I have a general question about Keras. When training a Artificial Neural Network (e.g. a Multi-Layer-Perceptron or a LSTM) with a split of training, validation and test data (e.g. 70 %, 20 %, 10 %), I would like to know which parameter configuration the trained model is eventually using for predictions?
Here I have an exmaple from a training process with 11 epoch:
I could think about 3 possible parameter configurations (surely there are also others):
- The configuration that led to the lowest error in the training dataset (which would be after the 11th epoch)

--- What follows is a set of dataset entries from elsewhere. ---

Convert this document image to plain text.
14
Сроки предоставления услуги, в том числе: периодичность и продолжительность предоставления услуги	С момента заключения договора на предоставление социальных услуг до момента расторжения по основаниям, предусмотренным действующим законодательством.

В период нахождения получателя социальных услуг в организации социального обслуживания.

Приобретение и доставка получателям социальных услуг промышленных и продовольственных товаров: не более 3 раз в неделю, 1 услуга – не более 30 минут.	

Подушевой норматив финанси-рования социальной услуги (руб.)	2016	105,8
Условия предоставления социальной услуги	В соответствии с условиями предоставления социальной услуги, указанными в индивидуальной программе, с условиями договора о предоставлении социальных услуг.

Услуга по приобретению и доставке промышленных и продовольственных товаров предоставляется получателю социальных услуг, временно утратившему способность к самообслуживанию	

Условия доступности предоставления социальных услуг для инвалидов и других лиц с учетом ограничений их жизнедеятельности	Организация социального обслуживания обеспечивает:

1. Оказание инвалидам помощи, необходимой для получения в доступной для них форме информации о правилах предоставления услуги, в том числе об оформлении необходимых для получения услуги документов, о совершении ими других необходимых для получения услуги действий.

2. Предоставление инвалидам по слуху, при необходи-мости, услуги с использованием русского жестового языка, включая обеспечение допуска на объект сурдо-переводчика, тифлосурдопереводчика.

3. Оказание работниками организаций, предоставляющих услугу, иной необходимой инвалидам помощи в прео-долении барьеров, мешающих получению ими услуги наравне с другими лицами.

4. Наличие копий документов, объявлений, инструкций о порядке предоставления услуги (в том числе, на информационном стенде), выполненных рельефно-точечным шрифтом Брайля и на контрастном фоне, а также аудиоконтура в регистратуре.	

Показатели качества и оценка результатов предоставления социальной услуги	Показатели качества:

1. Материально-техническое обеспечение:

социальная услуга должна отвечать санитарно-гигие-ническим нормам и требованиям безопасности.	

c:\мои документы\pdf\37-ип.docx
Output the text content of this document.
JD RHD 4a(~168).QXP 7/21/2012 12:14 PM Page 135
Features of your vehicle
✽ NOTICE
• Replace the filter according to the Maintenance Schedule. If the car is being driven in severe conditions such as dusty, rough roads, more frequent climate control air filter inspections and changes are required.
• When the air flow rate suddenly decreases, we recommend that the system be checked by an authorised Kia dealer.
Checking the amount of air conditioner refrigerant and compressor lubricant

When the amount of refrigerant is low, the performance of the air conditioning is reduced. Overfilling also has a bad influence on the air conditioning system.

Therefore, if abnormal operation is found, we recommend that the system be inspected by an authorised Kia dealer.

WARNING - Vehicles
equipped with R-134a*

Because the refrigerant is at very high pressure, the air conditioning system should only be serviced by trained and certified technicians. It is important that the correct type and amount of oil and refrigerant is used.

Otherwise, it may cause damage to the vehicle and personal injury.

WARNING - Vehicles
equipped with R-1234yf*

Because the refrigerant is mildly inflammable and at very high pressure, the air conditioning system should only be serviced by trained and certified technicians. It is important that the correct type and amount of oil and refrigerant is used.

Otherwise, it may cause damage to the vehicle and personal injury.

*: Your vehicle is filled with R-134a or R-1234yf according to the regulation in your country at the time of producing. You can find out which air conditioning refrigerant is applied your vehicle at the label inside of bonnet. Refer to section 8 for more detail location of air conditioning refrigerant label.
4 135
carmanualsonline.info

- The configuration after the last epoch (which would the after the 11th epoch, as in 1.)
- The configuration that led to the lowest error in the validation dataset (which would be after the 3rd epoch)
If you just build the model without for example like this:
# Build the model and train it
optimizer_adam = tf.keras.optimizers.Adam(lr= 0.001)
model = keras.models.Sequential([
keras.layers.LSTM(10, return_sequences=True, input_shape=[None, numberOfInputFeatures]),
keras.layers.LSTM(10, return_sequences=True),
keras.layers.TimeDistributed(keras.layers.Dense(numberOfOutputNeurons))
])
model.compile(loss="mean_squared_error", optimizer=optimizer_adam, metrics=['mean_absolute_percentage_error'])
history = model.fit(X_train, Y_train, epochs=11, batch_size=10, validation_data=(X_valid, Y_valid))
# Predict the values from the test dataset
Y_pred = model.predict(X_test)
Can you tell me which configuration is used for predicting the values from the test dataset in the line Y_pred = model.predict(X_test)
?
CodePudding user response:
It would be the configuration after the last epoch (the 2nd possible configuration that you have mentioned).